DAVOS, Switzerland — Many business leaders at the World Economic Forum aren’t convinced the latest round of trade negotiations between China and the U.S. will yield a “phase two” deal before the end of President Donald Trump’s first term.
The biggest potential stumbling blocks: U.S. tariffs on Chinese goods and Chinese pledges to buy more American products.
A phase two deal is expected to lead to a rollback of billions of dollars of tariffs that the U.S. first slapped on China in 2018. Trump has said he may want to wait until after the election to sign a phase two trade deal, and there hasn’t been a clear timeline from the White House as to when an agreement can be reached.

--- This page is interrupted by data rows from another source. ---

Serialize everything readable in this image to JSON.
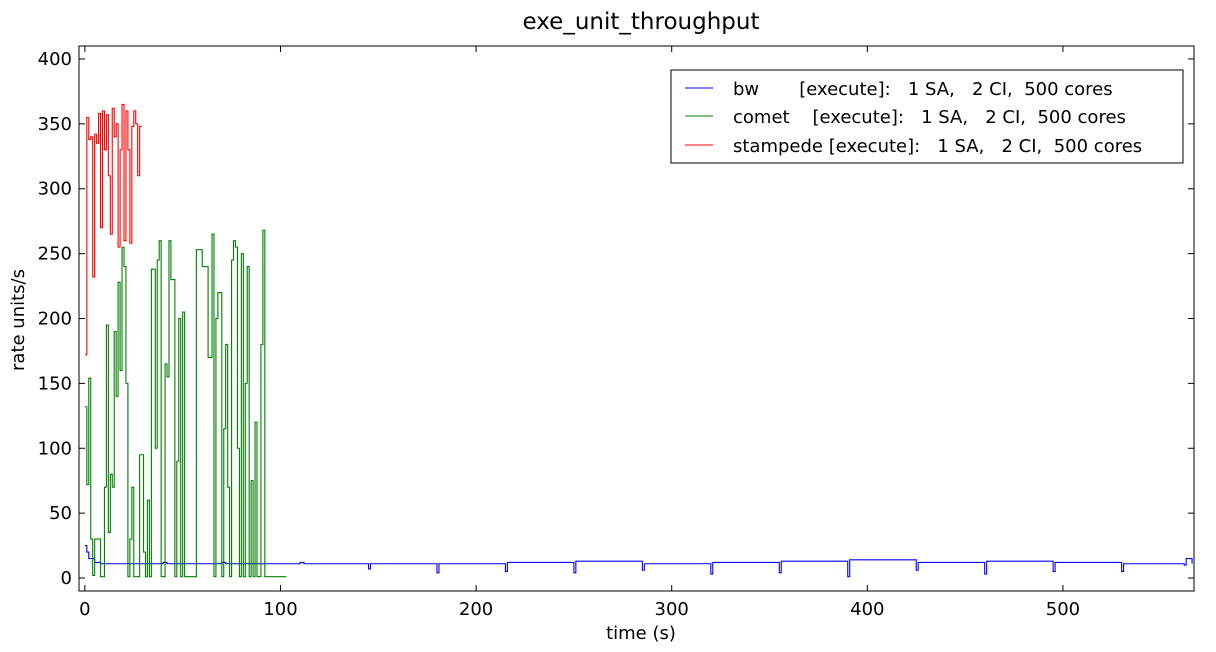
{
  "chart_data": {
    "type": "line",
    "title": "exe_unit_throughput",
    "xlabel": "time (s)",
    "ylabel": "rate units/s",
    "xlim": [
      -3,
      567
    ],
    "ylim": [
      -10,
      410
    ],
    "xticks": [
      0,
      100,
      200,
      300,
      400,
      500
    ],
    "yticks": [
      0,
      50,
      100,
      150,
      200,
      250,
      300,
      350,
      400
    ],
    "xtick_labels": [
      "0",
      "100",
      "200",
      "300",
      "400",
      "500"
    ],
    "ytick_labels": [
      "0",
      "50",
      "100",
      "150",
      "200",
      "250",
      "300",
      "350",
      "400"
    ],
    "grid": false,
    "legend_position": "top-right",
    "series": [
      {
        "name": "bw       [execute]:   1 SA,   2 CI,  500 cores",
        "color": "#0000ff",
        "step": true,
        "x": [
          0,
          1,
          2,
          5,
          8,
          40,
          42,
          70,
          72,
          110,
          112,
          145,
          146,
          180,
          181,
          215,
          216,
          250,
          251,
          285,
          286,
          320,
          321,
          355,
          356,
          390,
          391,
          425,
          426,
          460,
          461,
          495,
          496,
          530,
          531,
          562,
          563,
          566
        ],
        "y": [
          25,
          20,
          15,
          12,
          11,
          12,
          11,
          12,
          11,
          12,
          11,
          7,
          11,
          4,
          11,
          5,
          12,
          4,
          13,
          6,
          11,
          3,
          12,
          4,
          13,
          1,
          14,
          6,
          12,
          3,
          13,
          5,
          12,
          5,
          11,
          10,
          15,
          11
        ]
      },
      {
        "name": "comet    [execute]:   1 SA,   2 CI,  500 cores",
        "color": "#008000",
        "step": true,
        "x": [
          0,
          1,
          2,
          3,
          4,
          5,
          8,
          10,
          11,
          12,
          13,
          14,
          15,
          16,
          17,
          18,
          19,
          20,
          21,
          22,
          23,
          24,
          25,
          28,
          30,
          31,
          32,
          33,
          34,
          36,
          37,
          38,
          39,
          40,
          41,
          42,
          43,
          44,
          46,
          47,
          48,
          49,
          50,
          51,
          52,
          53,
          54,
          55,
          56,
          57,
          60,
          63,
          65,
          66,
          67,
          68,
          70,
          71,
          72,
          73,
          74,
          75,
          76,
          77,
          78,
          79,
          80,
          81,
          82,
          83,
          84,
          85,
          86,
          87,
          88,
          89,
          90,
          91,
          92,
          93,
          94,
          95,
          96,
          97,
          98,
          99,
          100,
          101,
          102,
          103
        ],
        "y": [
          132,
          72,
          154,
          30,
          2,
          30,
          1,
          70,
          195,
          35,
          80,
          70,
          190,
          140,
          228,
          160,
          255,
          240,
          150,
          1,
          30,
          70,
          1,
          95,
          20,
          1,
          60,
          1,
          238,
          100,
          245,
          260,
          1,
          1,
          165,
          155,
          260,
          230,
          1,
          90,
          200,
          1,
          205,
          1,
          1,
          1,
          1,
          1,
          1,
          253,
          240,
          170,
          265,
          1,
          200,
          220,
          1,
          115,
          180,
          70,
          1,
          245,
          260,
          255,
          100,
          1,
          250,
          1,
          150,
          240,
          1,
          75,
          1,
          120,
          1,
          1,
          180,
          268,
          1,
          1,
          1,
          1,
          1,
          1,
          1,
          1,
          1,
          1,
          1,
          1
        ]
      },
      {
        "name": "stampede [execute]:   1 SA,   2 CI,  500 cores",
        "color": "#ff0000",
        "step": true,
        "x": [
          0,
          1,
          2,
          3,
          4,
          5,
          6,
          7,
          8,
          9,
          10,
          11,
          12,
          13,
          14,
          15,
          16,
          17,
          18,
          19,
          20,
          21,
          22,
          23,
          24,
          25,
          26,
          27,
          28,
          29
        ],
        "y": [
          172,
          355,
          338,
          340,
          232,
          342,
          335,
          358,
          270,
          360,
          330,
          357,
          310,
          265,
          362,
          340,
          350,
          255,
          330,
          365,
          260,
          360,
          330,
          258,
          348,
          360,
          350,
          310,
          348,
          348
        ]
      }
    ]
  }
}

Treasury Secretary Steven Mnuchin, who is in Davos with the president, told The Wall Street Journal the next agreement could remove some but not all of the tariffs.
Doubts about a second deal were likely to dominate conversations at the elite gathering in the Swiss Alps, particularly as business leaders talk with White House officials there and in the coming months as Trump pursues his reelection. It is unclear how another China trade deal could be accomplished if Trump isn’t reelected. More than a dozen Democrats are vying for their party’s nomination to take on Trump in November, including former Vice President Joe Biden, Sens. Bernie Sanders and Elizabeth Warren, and former mayors Pete Buttigieg and Mike Bloomberg.
“No one thinks it’s going to happen,” Ian Bremmer, president of political consulting firm Eurasia Group, told CNBC after being asked where Davos attendees stand on future trade talks. “I really would be shocked to see a ‘trade two’ deal get done before the election.” He noted one of the hurdles to another agreement could come down to China not buying as much as it promised.